L’ammontare degli attivi non performanti resta però elevato e c’è ancora aperto il contenzioso con Nomura per il derivato Alexandria.
«I crediti non performanti ammontano a 23,7 miliardi, coperti per metà da accantonamenti. Ma sono ben identificati e lì non ci saranno sorprese se non, forse, positive, se la ripresa si consoliderà. Oggi il Monte è una casa di vetro».
E Nomura?
«Nomura ha rilevanti responsabilità, ci sono indagini penali a loro carico sia per le tangenti pagate da un loro funzionario sia per la transazione, noi abbiamo fatto loro causa chiedendo 963 milioni di danni. Vedremo quali saranno gli esiti di tutto ciò».
Avete appena fatto un aumento di capitale da 3 miliardi, ma la Bce ritiene che Mps per stabilizzarsi abbia bisogno di un partner. Perché?

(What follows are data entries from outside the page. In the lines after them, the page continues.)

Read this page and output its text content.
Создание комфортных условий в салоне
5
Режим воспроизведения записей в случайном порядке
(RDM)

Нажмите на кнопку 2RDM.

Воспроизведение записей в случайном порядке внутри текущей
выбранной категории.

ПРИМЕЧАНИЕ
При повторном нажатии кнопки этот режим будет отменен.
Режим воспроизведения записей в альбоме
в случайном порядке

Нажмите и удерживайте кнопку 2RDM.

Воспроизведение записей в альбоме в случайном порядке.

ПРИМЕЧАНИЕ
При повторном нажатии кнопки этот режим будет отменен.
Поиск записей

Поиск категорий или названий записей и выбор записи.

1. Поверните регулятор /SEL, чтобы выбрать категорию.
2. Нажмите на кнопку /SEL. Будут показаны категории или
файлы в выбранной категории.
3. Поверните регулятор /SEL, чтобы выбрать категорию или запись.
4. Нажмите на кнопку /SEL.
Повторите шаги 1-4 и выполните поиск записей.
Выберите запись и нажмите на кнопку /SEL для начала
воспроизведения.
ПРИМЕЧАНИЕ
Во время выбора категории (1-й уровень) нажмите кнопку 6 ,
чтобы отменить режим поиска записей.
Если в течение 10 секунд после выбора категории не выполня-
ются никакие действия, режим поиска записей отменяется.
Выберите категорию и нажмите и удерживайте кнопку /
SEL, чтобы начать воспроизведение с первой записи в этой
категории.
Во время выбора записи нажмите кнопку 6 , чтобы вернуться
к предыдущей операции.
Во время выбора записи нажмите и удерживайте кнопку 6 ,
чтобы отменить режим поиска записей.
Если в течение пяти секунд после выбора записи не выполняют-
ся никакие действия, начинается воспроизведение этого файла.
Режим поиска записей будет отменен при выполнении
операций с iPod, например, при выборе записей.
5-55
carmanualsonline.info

«L’aggregazione è innanzitutto nell’interesse degli azionisti e della banca. Il piano industriale prevede di arrivare al 2018 a un roe del 5,8 per cento senza aggregazioni. È un roe che non è pari al costo del capitale e quindi per gli azionisti una aggregazione sarebbe vantaggiosa perché aumenterebbe la redditività. Va considerato che la richiesta di aggregazione della Bce si inserisce in una visione di scenario molto prudenziale».
Perché qualcuno dovrebbe oggi comprare Mps?
«Per un istituto italiano il Monte è una grande opportunità per creare il terzo polo nazionale, per un operatore estero l’opportunità è di entrare sul nostro mercato con una banca che ha ridotto i costi, ridotto la rete di un terzo e ha una grande chiarezza nei conti. Aggiungiamo che non c’è un problema di poltrone».
Tra i soci recenti c’è Alessandro Falciai, che impressione ne ha avuto?
«È una persona competente, un buon imprenditore e nella lista per il consiglio di amministrazione ha indicato persone di qualità».
Un’ultima domanda, serve davvero una bad bank?
«È un a cosa importante. Non è un regalo alle banche, ma consentendo di alleggerire i bilanci renderebbe più facile il credito, mentre avere un interlocutore unico aiuterebbe le aziende in crisi finanziaria».